Sunday, February 26, 2017

Steve's Top Ten Films: Chasing Amy

Some might find it interesting that Chasing Amy is the only comic book-related film in my top ten.  And, it is only a comic book movie in that it is set within the workings of the comic book industry and makes references only those familiar with the genre would clearly understand.  One of the opening scenes takes place at a comicon, and it remains to this day one of the most authentic-looking depictions of a con I have ever seen on film.  Sure, it ventures at times into cartoonishness with the inker vs. tracer debate and the comic book panel discussion in which the character of Hooper X delivers his hilarious deconstruction of the Star Wars trilogy.  But, the feel of the con is spot on, right down to how the attendees look and act.

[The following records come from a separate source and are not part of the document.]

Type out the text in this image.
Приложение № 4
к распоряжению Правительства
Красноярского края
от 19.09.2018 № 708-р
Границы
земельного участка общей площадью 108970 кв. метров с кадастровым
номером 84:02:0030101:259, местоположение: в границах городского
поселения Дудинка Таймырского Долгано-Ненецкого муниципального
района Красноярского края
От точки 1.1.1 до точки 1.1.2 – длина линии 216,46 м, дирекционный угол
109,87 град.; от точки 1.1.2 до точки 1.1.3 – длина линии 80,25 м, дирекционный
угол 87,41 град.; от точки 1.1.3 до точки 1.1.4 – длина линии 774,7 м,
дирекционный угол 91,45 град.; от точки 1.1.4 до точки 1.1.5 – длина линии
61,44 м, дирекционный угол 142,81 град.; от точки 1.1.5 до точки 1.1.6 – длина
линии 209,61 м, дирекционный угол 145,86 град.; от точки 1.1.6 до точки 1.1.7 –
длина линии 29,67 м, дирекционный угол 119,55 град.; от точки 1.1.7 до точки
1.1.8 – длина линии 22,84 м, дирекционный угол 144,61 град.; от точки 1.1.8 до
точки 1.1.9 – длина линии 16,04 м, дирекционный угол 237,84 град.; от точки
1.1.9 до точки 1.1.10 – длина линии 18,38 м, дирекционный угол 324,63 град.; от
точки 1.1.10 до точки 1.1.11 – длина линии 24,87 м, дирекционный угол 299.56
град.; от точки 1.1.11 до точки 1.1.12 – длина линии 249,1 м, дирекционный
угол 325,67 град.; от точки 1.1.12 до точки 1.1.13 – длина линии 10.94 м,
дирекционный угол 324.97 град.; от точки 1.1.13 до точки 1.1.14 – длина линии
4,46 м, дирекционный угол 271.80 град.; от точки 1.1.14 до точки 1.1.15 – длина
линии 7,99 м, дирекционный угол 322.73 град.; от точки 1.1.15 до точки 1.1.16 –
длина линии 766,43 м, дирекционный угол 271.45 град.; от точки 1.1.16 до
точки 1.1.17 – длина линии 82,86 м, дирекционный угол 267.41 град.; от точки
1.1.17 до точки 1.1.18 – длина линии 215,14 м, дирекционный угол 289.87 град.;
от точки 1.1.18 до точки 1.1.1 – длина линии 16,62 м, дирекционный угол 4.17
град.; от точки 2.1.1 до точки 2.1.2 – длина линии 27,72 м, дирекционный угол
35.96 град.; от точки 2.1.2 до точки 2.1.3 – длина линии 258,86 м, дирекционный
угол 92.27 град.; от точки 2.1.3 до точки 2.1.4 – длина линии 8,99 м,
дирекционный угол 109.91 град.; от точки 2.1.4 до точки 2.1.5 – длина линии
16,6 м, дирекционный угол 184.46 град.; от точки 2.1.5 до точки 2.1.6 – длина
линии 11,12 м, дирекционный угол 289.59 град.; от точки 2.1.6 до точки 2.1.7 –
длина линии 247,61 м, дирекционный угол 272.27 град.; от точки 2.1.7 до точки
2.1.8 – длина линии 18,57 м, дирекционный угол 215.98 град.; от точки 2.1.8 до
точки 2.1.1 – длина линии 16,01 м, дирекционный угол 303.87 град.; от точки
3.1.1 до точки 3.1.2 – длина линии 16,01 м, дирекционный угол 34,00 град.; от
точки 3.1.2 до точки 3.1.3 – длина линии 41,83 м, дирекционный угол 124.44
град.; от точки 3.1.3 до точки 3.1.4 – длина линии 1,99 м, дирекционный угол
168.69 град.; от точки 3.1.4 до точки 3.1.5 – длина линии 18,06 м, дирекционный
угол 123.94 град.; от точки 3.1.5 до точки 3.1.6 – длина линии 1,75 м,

Written and directed by Kevin Smith, a comic book aficionado himself, Chasing Amy was something of a comeback for Smith, who had an indie success with Clerks but then misstepped in a big way with the dead-in-the-water Mallrats.  Chasing Amy showcased his writing talent and his ability to create interesting characters who find themselves in situations that involve authentic emotions, not just tongue-in-cheek slapstick or toilet humor, although there is plenty of both in Chasing Amy.

The story is about a comic writer/artist named Holden, who befriends and then falls in love with a fellow comic book writer/artist named Alyssa.  The problem initially is that Alyssa is openly gay, and so it seems there friendship will not advance to romance.  But, one thing leads to another, and the two begin a romance.  More problems arise when details about Alyssa's past comes to light, and Holden is torn on how to handle knowing the information.

Yes, this sounds like the typical set up for a standard romantic comedy, but Chasing Amy transcends the genre by having the characters' choices carry real weight and ramifications.  There are no sudden revelations that fix all the conflicts, no last minute reconciliations that give everyone a happily-ever-after.  Instead, we get a story about characters who are maturing into adults, accompanied by all the pain and heartache that comes with it.